The structure of ROH:R'OH heterodimers (R, R' = H, CH3, C2H5) trapped in argon and nitrogen matrixes was examined through two approaches: O-16/O-18 isotopic substitution in water and methanol and infrared-induced isomerization. Isotopic substitution clearly shows that in N-2 matrix the bigger molecule plays the role of proton donor (Type-I structure) and in Ar matrix that of proton acceptor (Type-II structure). This difference can be rationalized by considering the existence of weak OH...N-2 hydrogen bonds stabilizing the less stable structure. Selective irradiations in the vOH region were carried out for the CH3OH:H2O and C2H5OH:H2O dimers.
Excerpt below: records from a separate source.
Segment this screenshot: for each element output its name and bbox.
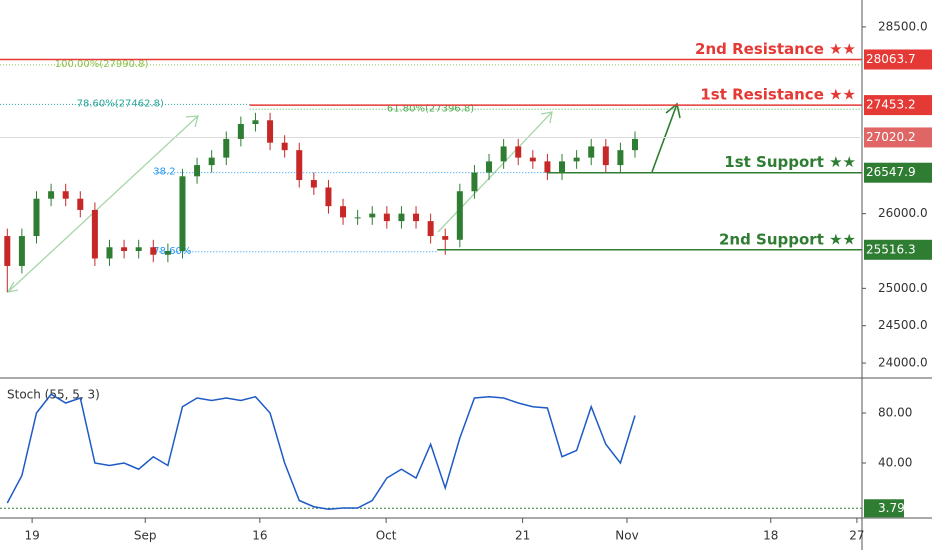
candle-body bbox=[48, 191, 55, 199]
y-tick-label: 80.00 bbox=[878, 406, 912, 420]
candle-body bbox=[456, 191, 463, 240]
x-tick-label: 16 bbox=[252, 529, 267, 543]
candle-body bbox=[252, 120, 259, 125]
candle-body bbox=[515, 146, 522, 158]
arrow-head bbox=[665, 102, 681, 119]
candle-body bbox=[602, 146, 609, 166]
candle-body bbox=[559, 161, 566, 173]
arrow bbox=[7, 115, 199, 293]
fib-label: 38.2 bbox=[153, 167, 175, 178]
level-value: 27453.2 bbox=[866, 98, 916, 112]
fib-label: 78.60% bbox=[153, 246, 191, 257]
x-tick-label: Nov bbox=[615, 529, 638, 543]
candle-body bbox=[267, 120, 274, 143]
candle-body bbox=[91, 209, 98, 259]
candle-body bbox=[106, 247, 113, 259]
candle-body bbox=[340, 206, 347, 218]
current-price-box bbox=[864, 127, 932, 148]
arrow-head bbox=[6, 281, 19, 293]
y-tick-label: 28500.0 bbox=[878, 19, 928, 33]
level-value: 26547.9 bbox=[866, 165, 916, 179]
candle-body bbox=[500, 146, 507, 162]
candle-body bbox=[237, 124, 244, 139]
level-name: 1st Resistance ★★ bbox=[700, 86, 856, 104]
candle-body bbox=[486, 161, 493, 173]
candle-body bbox=[398, 213, 405, 222]
candle-body bbox=[383, 213, 390, 222]
level-box bbox=[864, 95, 932, 116]
fib-label: 100.00%(27990.8) bbox=[55, 59, 149, 70]
candle-body bbox=[223, 138, 230, 158]
indicator-title: Stoch (55, 5, 3) bbox=[7, 388, 100, 402]
candle-body bbox=[442, 236, 449, 240]
candle-body bbox=[471, 172, 478, 192]
candle-body bbox=[310, 180, 317, 188]
candle-body bbox=[632, 138, 639, 151]
arrow bbox=[651, 103, 678, 173]
candle-body bbox=[121, 247, 128, 252]
x-tick-label: 27 bbox=[849, 529, 864, 543]
y-tick-label: 25000.0 bbox=[878, 281, 928, 295]
y-tick-label: 26000.0 bbox=[878, 206, 928, 220]
candle-body bbox=[354, 217, 361, 219]
stoch-low-box bbox=[864, 499, 904, 518]
candle-body bbox=[325, 187, 332, 207]
y-tick-label: 40.00 bbox=[878, 456, 912, 470]
candle-body bbox=[194, 165, 201, 177]
candle-body bbox=[4, 236, 11, 266]
level-box bbox=[864, 49, 932, 70]
y-tick-label: 24500.0 bbox=[878, 318, 928, 332]
x-tick-label: Oct bbox=[376, 529, 397, 543]
candle-body bbox=[588, 146, 595, 158]
stoch-line bbox=[6, 393, 636, 511]
candle-body bbox=[77, 198, 84, 210]
candle-body bbox=[281, 142, 288, 151]
candle-body bbox=[369, 213, 376, 218]
arrow-head bbox=[540, 111, 553, 124]
candle-body bbox=[18, 236, 25, 266]
candle-body bbox=[296, 150, 303, 181]
candle-body bbox=[150, 247, 157, 255]
candle-body bbox=[33, 198, 40, 237]
candle-body bbox=[135, 247, 142, 252]
candle-body bbox=[427, 221, 434, 237]
level-box bbox=[864, 239, 932, 260]
current-price-label: 27020.2 bbox=[866, 130, 916, 144]
arrow-head bbox=[185, 115, 199, 128]
candle-body bbox=[413, 213, 420, 222]
candle-body bbox=[617, 150, 624, 166]
x-tick-label: 18 bbox=[763, 529, 778, 543]
level-box bbox=[864, 162, 932, 183]
level-name: 2nd Support ★★ bbox=[719, 230, 856, 248]
candle-body bbox=[573, 157, 580, 162]
candle-body bbox=[544, 161, 551, 173]
fib-label: 78.60%(27462.8) bbox=[77, 98, 164, 109]
candle-body bbox=[529, 157, 536, 162]
candle-body bbox=[208, 157, 215, 166]
candle-body bbox=[164, 251, 171, 255]
candle-body bbox=[179, 176, 186, 252]
candle-body bbox=[62, 191, 69, 199]
x-tick-label: Sep bbox=[134, 529, 157, 543]
y-tick-label: 24000.0 bbox=[878, 356, 928, 370]
x-tick-label: 19 bbox=[24, 529, 39, 543]
fib-label: 61.80%(27396.8) bbox=[387, 103, 474, 114]
stoch-low-label: 3.79 bbox=[878, 501, 905, 515]
level-value: 28063.7 bbox=[866, 52, 916, 66]
x-tick-label: 21 bbox=[515, 529, 530, 543]
level-value: 25516.3 bbox=[866, 242, 916, 256]
level-name: 1st Support ★★ bbox=[724, 153, 856, 171]
level-name: 2nd Resistance ★★ bbox=[695, 40, 856, 58]
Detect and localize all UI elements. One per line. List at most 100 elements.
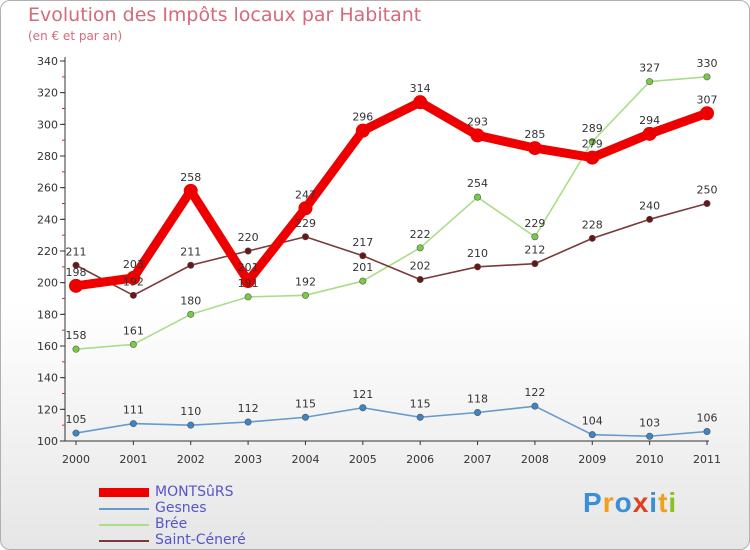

Type-I --> Type-II interconversion was observed in N-2 matrix while no effect was detected in At. Finally the hydrogen bond strength evolution within the nine ROH:R'OH homo- and heterodimers was examined on both experimental and theoretical grounds. Experimentally this evolution was followed by considering the vOH frequency shifts of the proton donor subunit. Theoretically ab initio calculations of the structures, energies, and harmonic frequencies were performed in the DFT approach. In both cases for a given proton donor the frequency shift with respect to the monomer increases with the basicity of the proton acceptor (i.e. in the order H2O < CH3OH < C2H5OH); similarly, for a given proton acceptor, it increases with the acidity of the hydroxyl group (i.e. in the order C2H5OH < CH3OH < H2O). One exception, the C2H5OH:CH3OH Type-I heterodimer, for which the vOH shift of ethanol does not follow these rules, is experimentally observed. On the other hand the calculated dissociation energies and O...O distances also correctly vary according to the basicity of the proton acceptor and the acidity of the proton donor.